Por eso dice el académico y escritor Ricardo Raphael que México es tan clasista que hasta en la tragedia se evidencian los códigos postales. Lo dice a propósito de mostrar la desigualdad en el acceso a otro derecho que es el de la seguridad pública. Se trata de una desigualdad que podemos constatar a diario, ya sea que lo veamos en los medios o que lo vivamos en carne propia. No es algo que se ignore sino de algo que se nos presenta como natural para ocultar la responsabilidad social. De los casos que casi a diario nos ofrece la prensa, el escritor retoma el de una agresión a balazos, el pasado dos de febrero, a los asistentes a un jaripeo en el poblado Zacacoyuca, en Iguala, el mismo municipio donde desaparecieron los 43 normalistas de Ayotzinapa hace ya más de cinco años.
Lo que tienen en común ambos acontecimientos es que sucedieron lejos del epicentro de la vida política y económica del país, son localidades habitadas por pobres, por personas con acceso más que restringido a los bienes sociales, entre ellos el de la seguridad pública. Es cierto que en la mayor parte del país se cometen asesinatos vinculados al narcotráfico, pero también lo es que hay espacios territoriales que desde hace tiempo escapan a la tutela del Estado y que, por tanto, están en permanente disputa por los cárteles del narcotráfico.
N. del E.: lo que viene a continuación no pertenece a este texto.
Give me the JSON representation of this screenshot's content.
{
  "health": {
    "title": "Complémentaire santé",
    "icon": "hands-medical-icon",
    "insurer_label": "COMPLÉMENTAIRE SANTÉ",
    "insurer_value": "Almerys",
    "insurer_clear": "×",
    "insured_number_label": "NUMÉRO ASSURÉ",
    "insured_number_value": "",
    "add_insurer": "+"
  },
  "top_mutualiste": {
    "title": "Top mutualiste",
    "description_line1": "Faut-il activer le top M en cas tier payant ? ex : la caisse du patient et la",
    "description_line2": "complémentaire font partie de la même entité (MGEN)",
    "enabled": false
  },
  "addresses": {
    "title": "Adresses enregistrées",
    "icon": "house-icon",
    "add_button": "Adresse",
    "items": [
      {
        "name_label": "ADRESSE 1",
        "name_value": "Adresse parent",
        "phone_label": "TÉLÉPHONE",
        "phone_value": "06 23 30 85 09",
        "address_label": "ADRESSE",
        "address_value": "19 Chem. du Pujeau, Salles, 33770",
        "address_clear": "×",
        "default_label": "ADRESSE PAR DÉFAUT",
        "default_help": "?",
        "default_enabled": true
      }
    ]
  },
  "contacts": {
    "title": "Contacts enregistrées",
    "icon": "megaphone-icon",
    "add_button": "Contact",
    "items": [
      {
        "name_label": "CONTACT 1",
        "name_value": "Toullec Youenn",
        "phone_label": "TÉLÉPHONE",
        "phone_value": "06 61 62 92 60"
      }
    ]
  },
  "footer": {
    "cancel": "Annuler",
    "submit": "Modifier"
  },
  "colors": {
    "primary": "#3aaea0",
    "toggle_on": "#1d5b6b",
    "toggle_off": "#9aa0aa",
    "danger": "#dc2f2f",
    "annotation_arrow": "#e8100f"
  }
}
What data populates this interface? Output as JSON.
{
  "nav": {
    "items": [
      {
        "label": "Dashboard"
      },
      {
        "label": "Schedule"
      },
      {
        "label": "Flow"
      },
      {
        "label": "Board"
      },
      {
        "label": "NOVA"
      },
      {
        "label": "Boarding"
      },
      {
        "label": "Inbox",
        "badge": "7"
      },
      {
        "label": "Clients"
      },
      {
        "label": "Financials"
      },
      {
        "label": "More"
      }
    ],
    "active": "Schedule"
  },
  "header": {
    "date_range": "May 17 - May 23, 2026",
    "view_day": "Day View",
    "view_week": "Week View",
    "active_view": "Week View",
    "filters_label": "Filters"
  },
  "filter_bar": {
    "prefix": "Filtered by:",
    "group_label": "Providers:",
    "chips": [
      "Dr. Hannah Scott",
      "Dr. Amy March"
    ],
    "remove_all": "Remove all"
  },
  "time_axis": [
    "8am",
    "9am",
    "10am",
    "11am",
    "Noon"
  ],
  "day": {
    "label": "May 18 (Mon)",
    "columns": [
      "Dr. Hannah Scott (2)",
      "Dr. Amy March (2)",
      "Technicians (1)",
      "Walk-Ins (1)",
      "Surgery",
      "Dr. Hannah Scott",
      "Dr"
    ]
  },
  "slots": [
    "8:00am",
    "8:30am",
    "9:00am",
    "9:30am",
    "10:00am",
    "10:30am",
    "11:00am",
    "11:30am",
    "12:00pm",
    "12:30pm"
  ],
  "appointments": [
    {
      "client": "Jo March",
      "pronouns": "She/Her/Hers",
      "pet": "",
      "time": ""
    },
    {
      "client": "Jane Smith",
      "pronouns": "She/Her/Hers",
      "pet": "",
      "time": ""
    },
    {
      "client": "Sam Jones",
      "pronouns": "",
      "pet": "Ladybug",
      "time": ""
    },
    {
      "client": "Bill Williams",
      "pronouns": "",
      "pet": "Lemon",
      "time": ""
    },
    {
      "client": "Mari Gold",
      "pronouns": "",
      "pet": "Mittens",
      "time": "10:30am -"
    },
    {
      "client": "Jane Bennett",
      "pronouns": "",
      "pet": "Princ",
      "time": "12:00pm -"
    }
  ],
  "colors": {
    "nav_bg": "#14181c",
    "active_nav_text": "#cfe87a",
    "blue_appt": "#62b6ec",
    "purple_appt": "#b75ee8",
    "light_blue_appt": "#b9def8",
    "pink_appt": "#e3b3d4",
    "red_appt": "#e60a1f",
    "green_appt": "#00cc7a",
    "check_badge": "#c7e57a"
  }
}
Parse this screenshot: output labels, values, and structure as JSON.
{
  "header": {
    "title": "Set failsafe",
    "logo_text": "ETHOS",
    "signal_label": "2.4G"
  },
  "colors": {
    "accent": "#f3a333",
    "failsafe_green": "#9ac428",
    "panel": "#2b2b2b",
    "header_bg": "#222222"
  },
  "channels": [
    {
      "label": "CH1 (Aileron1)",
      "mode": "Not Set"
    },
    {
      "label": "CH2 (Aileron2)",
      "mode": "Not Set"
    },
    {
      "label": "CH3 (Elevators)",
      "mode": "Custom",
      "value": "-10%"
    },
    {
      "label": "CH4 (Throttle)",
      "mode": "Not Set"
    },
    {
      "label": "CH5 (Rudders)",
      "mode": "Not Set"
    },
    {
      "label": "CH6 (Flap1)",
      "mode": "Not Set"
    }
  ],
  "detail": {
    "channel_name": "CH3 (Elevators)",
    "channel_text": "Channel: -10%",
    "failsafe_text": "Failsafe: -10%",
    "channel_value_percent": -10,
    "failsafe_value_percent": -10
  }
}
En el caso del estado de Guerrero lo que pelean los grupos criminales es el control de un amplio territorio en el que se siembra y procesa amapola lo que, según algunos observadores, explica también la desaparición de los estudiantes normalistas. La presencia de droga con gran demanda y la pobreza de sus habitantes explica, según Ricardo Raphael, la mirada normalizante de la mayoría de la sociedad, incluidos los medios de comunicación, así como la indolencia del Estado. La actitud sería muy diferente si el atentado hubiera ocurrido en la Plaza de Toros México. Lo peor, dice el escritor, es que “todos saben, incluidos los criminales, que mientras las víctimas sean pobres y desposeídas, la tragedia será tolerable para el resto del país”.